Vampyr (1932)

Made at about the same time as Tod Browning’s Dracula (1931), Vampyr is an entirely different kind of vampire film. It has a plot of sorts: Protagonist Allan Gray, spending the night at an inn in a French village, has a strange encounter with an old man who enters his room, utters a few, seemingly non-sequitur words, and exits as abruptly as he came in, leaving behind only a package, “to be opened after [his] death”. The old man’s household, it turns out, has been infested by a vampiric menace, and Gray has to save the man’s daughter from becoming the vampire’s next victim.

—Shadowy spoilers below (but not really)…—

Or does he? The film is preceded by a title card declaring the events to be Allan Gray’s “Phantasie-Erlebnis”: a fantasy experience, according to the subtitles. The entire film, but especially so everything after Gray first goes to bed, has a dreamlike quality to it. Director Carl Theodor Dreyer repeatedly violates the rules of continuity editing to create a disorienting, disquieting atmosphere. The poor quality of some of the surviving film elements, while surely not part of the director’s original intention, also contributes to that feeling.

The plot, such as it is, mostly consists of Gray wandering around and expressionlessly witnessing strange happenings (like dancing shadows cast by nothing). With a brief exception, his agency consists of reading a book, and of leaving the book on a table so it can be read by someone else. For the hero of a conventional story, he is very passive – indeed, the villains of the piece are vanquished by unseen forces helped by others (discounting a scene present on the DVD as an extra, but removed by Dreyer before the film’s premiere), but for someone experiencing a dream, such a “letting the story happen to you” attitude is not at all unusual. There are several dreams-within-the-dream which aren’t different from the tone of the rest of the film.

The aforementioned book conveniently contains not just all the vampire lore the viewer needs to know to understand the movie, it also contains precise instructions how to find and kill the very vampire stalking the old man’s family. Given that the book used to be in the old man’s possession, it’s strange that he’d have to leave it to Gray rather than act upon its instructions on his own. Again, that’s a rather strange piece of construction for a conventional story, but it becomes less weird when the entire experience is regarded as a dream, where the usual rules of verisimilitude and plausibility don’t apply. It’s no coincidence that the film ends with the light vanquishing the shadows, and Gray moving towards the dawn: he’s waking up.

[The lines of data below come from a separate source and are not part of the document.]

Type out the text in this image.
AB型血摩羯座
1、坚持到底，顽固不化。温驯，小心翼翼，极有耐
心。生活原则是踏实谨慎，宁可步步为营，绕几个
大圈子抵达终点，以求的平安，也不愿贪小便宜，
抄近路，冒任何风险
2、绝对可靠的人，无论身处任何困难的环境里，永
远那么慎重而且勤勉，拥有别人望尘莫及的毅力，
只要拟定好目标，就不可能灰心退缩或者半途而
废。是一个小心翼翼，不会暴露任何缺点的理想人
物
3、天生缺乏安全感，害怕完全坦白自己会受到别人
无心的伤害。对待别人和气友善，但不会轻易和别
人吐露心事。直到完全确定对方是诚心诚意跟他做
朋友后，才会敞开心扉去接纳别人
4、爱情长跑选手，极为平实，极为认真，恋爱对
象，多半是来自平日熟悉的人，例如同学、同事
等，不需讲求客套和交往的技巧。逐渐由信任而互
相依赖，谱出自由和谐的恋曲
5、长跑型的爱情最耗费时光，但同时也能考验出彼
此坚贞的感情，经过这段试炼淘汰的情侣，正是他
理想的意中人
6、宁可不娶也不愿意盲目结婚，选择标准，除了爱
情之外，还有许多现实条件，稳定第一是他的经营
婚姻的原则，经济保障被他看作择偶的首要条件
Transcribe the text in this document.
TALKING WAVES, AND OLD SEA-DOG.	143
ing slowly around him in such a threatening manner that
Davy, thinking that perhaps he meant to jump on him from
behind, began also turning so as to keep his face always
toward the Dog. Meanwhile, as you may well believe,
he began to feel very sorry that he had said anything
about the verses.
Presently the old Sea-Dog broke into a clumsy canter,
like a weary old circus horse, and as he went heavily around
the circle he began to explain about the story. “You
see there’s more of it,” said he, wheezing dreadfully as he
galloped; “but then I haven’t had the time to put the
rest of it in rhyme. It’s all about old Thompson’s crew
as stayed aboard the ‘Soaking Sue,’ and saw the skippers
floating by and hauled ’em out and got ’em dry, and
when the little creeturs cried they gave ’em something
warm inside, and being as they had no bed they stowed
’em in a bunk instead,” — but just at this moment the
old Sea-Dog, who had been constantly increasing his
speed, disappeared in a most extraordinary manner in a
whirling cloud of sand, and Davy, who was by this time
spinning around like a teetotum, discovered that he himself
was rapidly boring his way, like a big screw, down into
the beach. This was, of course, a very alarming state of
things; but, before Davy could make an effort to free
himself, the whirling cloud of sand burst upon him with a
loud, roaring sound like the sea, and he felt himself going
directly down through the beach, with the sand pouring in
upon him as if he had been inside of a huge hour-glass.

Once you accept a certain amount of dream logic and let yourself be taken in by the film’s eery, sometimes surreal mood, it’s very enjoyable. If there’s one thing that detracts significantly from the experience it’s the dialogue. Vampyre was originally devised as a silent film, and a silent film (with music) it should have remained. There are a few sound effects, but they add little that couldn’t have been implied visually or with intertitles, and the spoken dialogue is rather trite and mostly poorly performed.